Social Media, Treasury Bond, And Silver ETFs To Watch This Week
The stock market ran into a rough patch last week as deflating energy prices and weakening junk bonds cast a dark cloud over the major indices. The Dow Jones Industrial Average ETF (NYSE: DIA) fell particularly hard on Friday and is now 3.63 percent off its all-time closing high.
The week ahead features a robust economic calendar that will include: November CPI, housing data, and the monthly FOMC statement. These events certainly have the potential to move stocks, bonds, and commodities over the next five trading sessions.
Here are the key ETFs to watch for the week of Monday, December 15:
Global X Social Media ETF (NASDAQ: SOCL)
Social media stocks were one of the bright spots in last week’s market drubbing and SOCL proved to hold up well considering the effects on other sectors. This ETF focuses on 35 global companies engaged in social networking, file sharing, or other media applications.
Top holdings in SOCL include Facebook Inc and LinkedIn Corp, which both moved marginally higher last week and continue to show strong relative momentum. This technology-based industry group may be showing early indications of a year-end rally taking shape.
iShares Barclays 20+ Year Treasury Bond ETF (NYSE: TLT)
Treasuries made new year-to-date highs last week after stock market volatility forced investors to take shelter in long-duration bonds. TLT has now gained 24 percent this year after many economists predicted that 2014 would be negative for bonds on the back of rising interest rates.
The FOMC statement this week has the potential to play a role in the future direction of interest rates, and subsequently treasury prices as well.

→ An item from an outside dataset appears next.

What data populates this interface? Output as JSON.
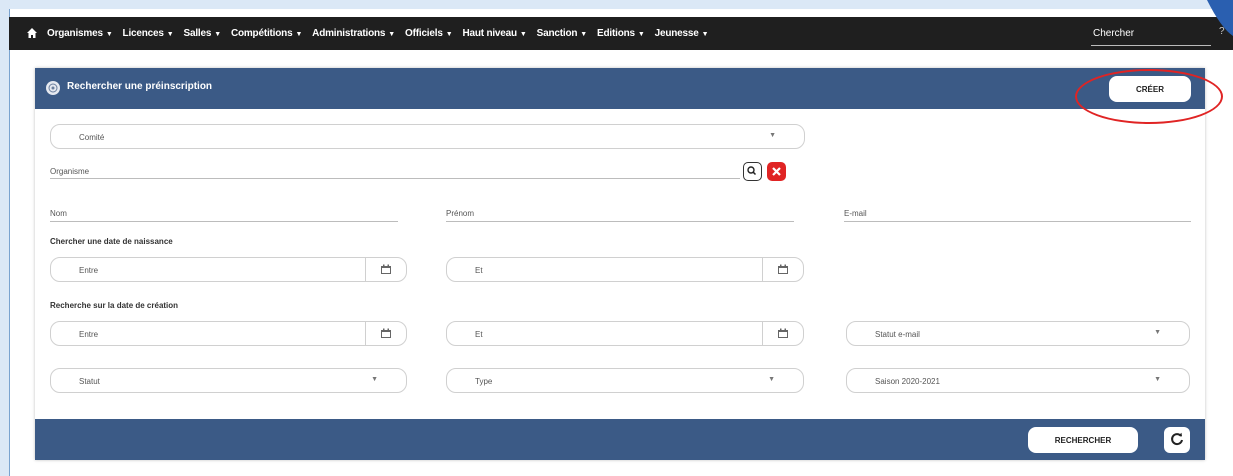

TLT will be a key indicator to watch for signals of risk-taking behavior through the remainder of 2014.
iShares Silver Trust (NYSE: SLV)
Silver prices have been crushed this year as a rising U.S. dollar and tepid inflationary statistics have pressured commodities. SLV tracks the spot price of silver bullion on a daily basis and has started to show recent signs of strength despite its multi-year downtrend.
This ETF just recently broke back above its 50-day moving average and may be ripe for a counter trend rally with investors focused heavily on the energy markets right now.